In time for the one-year anniversary of the passing of
James Doohan,
Space Services Inc. (SSI) has announced that a memorial spaceflight carrying a portion of his cremated remains will be launched October 21 from a New Mexico spaceport, with a public service held the day before.
SSI, operating under the name Celestis Inc., has arranged to attach modules containing the ashes of the beloved Star Trek actor to a SpaceLoft XL rocket scheduled to lift off from Spaceport America, a new launching facility near Las Cruces, N.M., on that October date.
Dubbed "The Legacy Flight," this journey will also include memorializations of American astronaut L. Gordon Cooper, and Original Series writer/director/producer John Meredyth Lucas.
The Legacy Flight does not replace the Explorers Flight, which has been delayed since late last year. Rather, Legacy is being launched as an additional memorial spaceflight, as a courtesy by Celestis to the families of the deceased whose plans have been on hold. The Explorers Flight has been and still is set to take place aboard a Falcon 1 rocket, but that vehicle has yet to achieve a successful test launch. Currently the Explorers Flight is projected to take place in the first three months of 2007, either from Vandenberg Air Force Base in California or from the Marshall Islands.
While the Explorers Flight will lift participants' remains into orbit for an indeterminate number of years — after which they will burn up in the atmosphere — the New Mexico launch is "Earth-Return," designed to take the capsules into zero-gravity space briefly and return them safely to Earth, thus symbolically attaining astronaut status for the participants. The capsules will be returned to the families as a keepsake, mounted on a plaque commemorating the voyage.
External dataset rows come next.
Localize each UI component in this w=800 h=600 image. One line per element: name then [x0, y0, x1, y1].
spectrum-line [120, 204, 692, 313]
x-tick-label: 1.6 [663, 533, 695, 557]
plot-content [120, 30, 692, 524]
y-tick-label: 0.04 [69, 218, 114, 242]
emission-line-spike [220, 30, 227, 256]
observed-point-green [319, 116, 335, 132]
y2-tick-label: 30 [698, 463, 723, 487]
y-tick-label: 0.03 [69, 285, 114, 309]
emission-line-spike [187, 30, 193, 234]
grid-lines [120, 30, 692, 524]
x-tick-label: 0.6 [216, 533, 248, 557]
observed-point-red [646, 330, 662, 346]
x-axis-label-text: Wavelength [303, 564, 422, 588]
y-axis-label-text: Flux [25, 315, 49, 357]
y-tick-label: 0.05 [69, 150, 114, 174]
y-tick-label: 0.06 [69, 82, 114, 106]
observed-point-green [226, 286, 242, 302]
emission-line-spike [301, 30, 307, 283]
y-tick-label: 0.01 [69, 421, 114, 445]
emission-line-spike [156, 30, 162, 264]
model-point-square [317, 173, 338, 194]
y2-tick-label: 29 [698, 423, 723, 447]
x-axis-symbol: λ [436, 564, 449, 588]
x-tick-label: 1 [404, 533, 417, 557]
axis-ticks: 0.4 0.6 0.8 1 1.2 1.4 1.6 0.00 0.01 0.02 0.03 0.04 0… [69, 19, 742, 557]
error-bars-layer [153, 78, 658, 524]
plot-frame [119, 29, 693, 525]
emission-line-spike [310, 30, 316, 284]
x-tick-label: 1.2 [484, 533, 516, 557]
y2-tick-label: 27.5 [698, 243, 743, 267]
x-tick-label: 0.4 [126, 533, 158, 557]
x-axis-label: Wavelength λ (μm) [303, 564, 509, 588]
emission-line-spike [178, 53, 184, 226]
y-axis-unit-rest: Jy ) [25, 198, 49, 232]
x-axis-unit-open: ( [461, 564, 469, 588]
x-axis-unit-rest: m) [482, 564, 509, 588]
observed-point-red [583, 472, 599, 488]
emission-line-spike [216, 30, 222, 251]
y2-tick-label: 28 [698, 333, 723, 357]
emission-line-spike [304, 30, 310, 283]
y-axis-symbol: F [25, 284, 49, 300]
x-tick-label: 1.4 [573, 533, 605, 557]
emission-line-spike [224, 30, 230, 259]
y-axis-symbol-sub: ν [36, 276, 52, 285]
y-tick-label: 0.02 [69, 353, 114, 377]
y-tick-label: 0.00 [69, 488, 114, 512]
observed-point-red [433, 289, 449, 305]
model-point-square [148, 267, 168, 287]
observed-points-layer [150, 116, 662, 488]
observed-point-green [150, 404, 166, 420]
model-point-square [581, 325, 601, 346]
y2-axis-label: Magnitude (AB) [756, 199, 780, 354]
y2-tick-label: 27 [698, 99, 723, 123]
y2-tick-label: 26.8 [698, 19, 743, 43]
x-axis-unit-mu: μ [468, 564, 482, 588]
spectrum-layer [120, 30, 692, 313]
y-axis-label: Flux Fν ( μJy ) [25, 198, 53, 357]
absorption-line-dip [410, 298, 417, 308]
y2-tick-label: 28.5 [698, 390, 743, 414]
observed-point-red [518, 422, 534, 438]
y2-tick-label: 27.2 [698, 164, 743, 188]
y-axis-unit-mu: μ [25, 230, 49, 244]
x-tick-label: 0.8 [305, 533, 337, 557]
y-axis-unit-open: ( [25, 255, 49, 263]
The Legacy Flight will coincide with the second annual X Prize Cup, an international festival of spaceflight presented by the X Prize Foundation, headed by space entrepreneur Peter Diamandis.
A public memorial service honoring Doohan, Lucas, Cooper and all of the Legacy participants will be held the day before, October 20, at a location near the launch site. The public is invited, and Doohan's widow, Wende, will be present. Details are forthcoming and will be posted on the new Legacy Flight update page.
Such a memorial spaceflight was held by SSI for the late Gene Roddenberry in 1997, six years after he died.
Fans can post tribute messages for Doohan at this link. These messages will be put on disc and included with the payload on the Explorers Flight rather than the Legacy Flight, so that they can accompany the ashes in orbit for an extended period of time.
Doohan died July 20, 2005, at age 85 from pneumonia complicated by Alzheimer's disease.
The Canadian-born actor portrayed "Montgomery Scott," the Aberdeen-accented engineer of the Starship Enterprise who always kept his precious warp engines purring through every interstellar crisis.
Doohan's date of birth and date of death, taken together, seem poetic. His birthday, March 3, coincides with that of inventor Alexander Graham Bell. July 20 is the anniversary of mankind's first steps on another world, as Neil Armstrong achieved that "giant leap" on the Moon in 1969.